Foto cortesia de: grandprix247.com

Prost disse à imprensa em várias ocasiões que, embora nos momentos antes da corrida eles tenham conversado cordialmente, no final da corrida, Senna não voltou a falar com ele. Talvez porque o francês foi o vencedor da prova.

Naquele momento, Prost já era piloto da McLaren e Senna começava a sua carreira na Fórmula 1 com a equipe Toleman. Um piloto veterano diante de um novato que daria muito o que falar.

1988, o começo da guerra

No mundo da Fórmula 1, a frase “não devemos colocar dois galos em um mesmo galinheiro” já foi dita várias vezes, mas foi exatamente isso o que a McLaren fez. Compartilhar a equipe foi o que fez com que Senna e Prost se tornassem os maiores rivais.

A primeira temporada foi relativamente pacífica, pelo menos quando comparada ao que viria a seguir. Senna chegou à McLaren, onde Prost já estava há várias temporadas e tinha uma merecida reputação.

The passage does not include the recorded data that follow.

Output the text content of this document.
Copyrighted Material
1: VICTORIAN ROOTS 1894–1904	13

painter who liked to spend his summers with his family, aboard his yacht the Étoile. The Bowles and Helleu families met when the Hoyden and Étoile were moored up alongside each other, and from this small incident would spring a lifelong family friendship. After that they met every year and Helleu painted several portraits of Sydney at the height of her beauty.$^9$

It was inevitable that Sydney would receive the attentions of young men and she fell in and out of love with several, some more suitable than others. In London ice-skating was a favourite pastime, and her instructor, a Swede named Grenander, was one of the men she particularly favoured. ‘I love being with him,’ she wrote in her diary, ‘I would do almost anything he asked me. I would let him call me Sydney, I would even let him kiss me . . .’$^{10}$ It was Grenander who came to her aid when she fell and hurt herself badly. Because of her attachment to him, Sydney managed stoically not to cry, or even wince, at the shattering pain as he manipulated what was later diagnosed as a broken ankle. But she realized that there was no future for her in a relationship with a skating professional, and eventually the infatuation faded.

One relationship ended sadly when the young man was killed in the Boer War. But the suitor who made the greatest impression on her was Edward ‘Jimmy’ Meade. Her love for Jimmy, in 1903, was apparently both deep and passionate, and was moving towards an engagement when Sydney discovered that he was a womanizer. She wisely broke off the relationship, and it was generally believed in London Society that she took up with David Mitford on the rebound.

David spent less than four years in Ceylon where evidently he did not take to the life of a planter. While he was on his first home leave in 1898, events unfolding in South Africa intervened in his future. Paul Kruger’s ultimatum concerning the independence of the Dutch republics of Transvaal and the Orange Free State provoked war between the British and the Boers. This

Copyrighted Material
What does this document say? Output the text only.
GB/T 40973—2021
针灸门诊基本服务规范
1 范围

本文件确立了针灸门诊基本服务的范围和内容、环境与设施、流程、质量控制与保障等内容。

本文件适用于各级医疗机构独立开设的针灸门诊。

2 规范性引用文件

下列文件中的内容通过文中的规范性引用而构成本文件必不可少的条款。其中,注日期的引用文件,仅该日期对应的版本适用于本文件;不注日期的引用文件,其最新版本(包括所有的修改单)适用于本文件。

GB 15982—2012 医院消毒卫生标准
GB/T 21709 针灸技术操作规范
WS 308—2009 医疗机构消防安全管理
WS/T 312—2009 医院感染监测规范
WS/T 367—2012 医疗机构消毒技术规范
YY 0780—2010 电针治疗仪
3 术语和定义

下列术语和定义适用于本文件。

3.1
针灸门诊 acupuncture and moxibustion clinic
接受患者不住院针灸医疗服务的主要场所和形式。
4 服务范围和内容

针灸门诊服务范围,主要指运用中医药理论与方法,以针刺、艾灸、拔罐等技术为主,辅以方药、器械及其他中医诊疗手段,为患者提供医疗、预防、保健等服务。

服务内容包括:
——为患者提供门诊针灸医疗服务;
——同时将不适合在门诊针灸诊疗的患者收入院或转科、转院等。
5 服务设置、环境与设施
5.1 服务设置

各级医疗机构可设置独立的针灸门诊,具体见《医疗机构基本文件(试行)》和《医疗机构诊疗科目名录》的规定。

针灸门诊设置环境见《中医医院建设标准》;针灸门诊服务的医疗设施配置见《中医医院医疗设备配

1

Ao longo da temporada, eles competiram em um nível altíssimo, dividindo as vitórias. No Grande Prêmio de Portugal houve uma das primeiras manobras que acabariam com a cordialidade.

Senna encurralou Prost no muro dos boxes e ele, ao invés de desacelerar, continuou a acelerar e acabou vencendo a corrida. Mais tarde, Senna pediu desculpas.

Na última corrida da temporada, o Grande Prêmio do Japão, ambos disputavam o campeonato mundial. Em uma das melhores corridas da história da Fórmula 1, Senna ficou parado na largada, mas teve uma recuperação espetacular debaixo de chuva até chegar à primeira posição e ser proclamado campeão mundial.

1989, Prost campeão

Prost e Senna rivais
 Foto cortesia de: Stuart Seeger.

A temporada seguinte trouxe um aumento na tensão entre os dois pilotos. No GP de San Marino, Prost acusou Senna de ter quebrado o pacto que haviam feito de se respeitar na pista. Desde então, surgiram os confrontos entre os dois, dentro e fora dos circuitos.

O desenrolar da temporada não foi tão nivelado quanto na anterior. Senna teve quebras de todos os tipos enquanto Prost somava pódios. Mais uma vez, o Grande Prêmio do Japão trouxe uma confusão entre os dois pilotos.

Senna tinha que ultrapassar Prost se quisesse continuar com chances de conquistar o título. Quando os dois se encontraram na pista, acabaram batendo. Senna voltou à corrida e venceu, mas foi desclassificado. Prost foi proclamado campeão mundial e foi contratado pela Ferrari.

1990, Senna tem a sua revanche

Senna na fórmula 1

Em 1990, Ayrton Senna competiu no mais alto nível, permanecendo como líder do mundial durante praticamente todo o campeonato. No entanto, Prost continuava tendo chances.

Para surpresa do brasileiro, depois de fazer a pole, a FIA indicou que havia mudado o grid de largada e que ele teria que largar pelo lado sujo. Senna, irritado, manteve a trajetória na largada e ambos os pilotos terminaram na brita no final da primeira curva. Foi assim que ele foi proclamado campeão mundial.

O fim da rivalidade

A rivalidade continuou nos anos seguintes, e somente na aposentadoria de Alain Prost (em 1993), eles fizeram as pazes. De fato, na última corrida de Prost, os dois se abraçaram e brincaram no pódio. Dessa forma, isso colocou um ponto final na maior rivalidade da história da Fórmula 1.

Posteriormente, Senna reconheceu que as corridas sem Prost não eram a mesma coisa e que eles até mesmo se falavam por telefone com frequência. Quando o trágico acidente pôs fim à vida de Senna, Prost viajou para São Paulo para levar o seu caixão. Além disso, Prost também passou a ser membro da Fundação Ayrton Senna.